Many people have received a traffic ticket for a moving violation. Consider these scenarios:
On your approach to a stop sign, you look left, right and straight ahead. Seeing no other cars, you think, “I’ve checked out every direction and there’s no traffic. I can cruise through this stop sign at 5 or 10 mph. I’ll save my break pads.” So you do. The only problem is, a short way down one of the streets is policeman on a motorbike. He promptly pulls you over, and gives you a ticket.
Do you know an area of town where it takes forever for the light to turn green, resulting in a backlog of traffic? Perhaps it’s worst during rush hour, when you can end up waiting through one or two cycles of the light before finally being able to drive through. Under such circumstances, it’s tempting to keep on moving as you approach the intersection and the light turns yellow. Even if the light turns red, you’re sure you’ll be able to get across without a problem. However, if the intersection is one of an increasing number that feature traffic cameras taking pictures of drivers, then you may receive a packet in the mail one day, containing photo of you running a red light – as well as a traffic ticket.

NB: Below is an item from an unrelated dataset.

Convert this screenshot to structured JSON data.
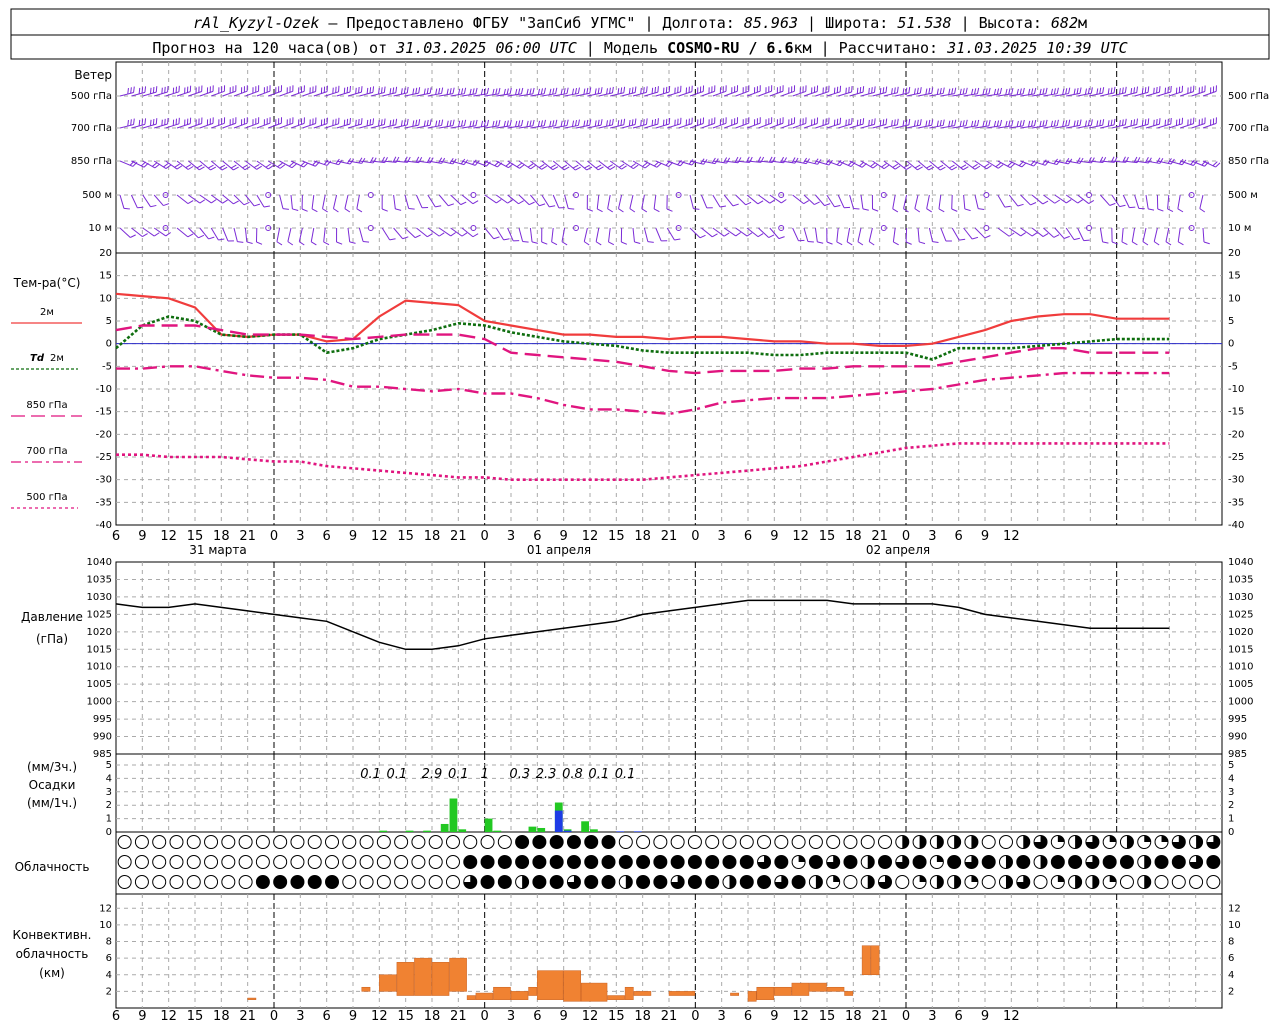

Trying to get to work on time, you exceed the speed limit while attempting to get past another car so that you can change lanes and exit the freeway. The officer who pulls you over doesn’t sympathize with your explanation and you find yourself arriving at work even later than you feared – and with a $300 ticket to boot.
In a number of states, receiving a traffic ticket for any one of these moving violations may mean that you’ll be doing some time in traffic school.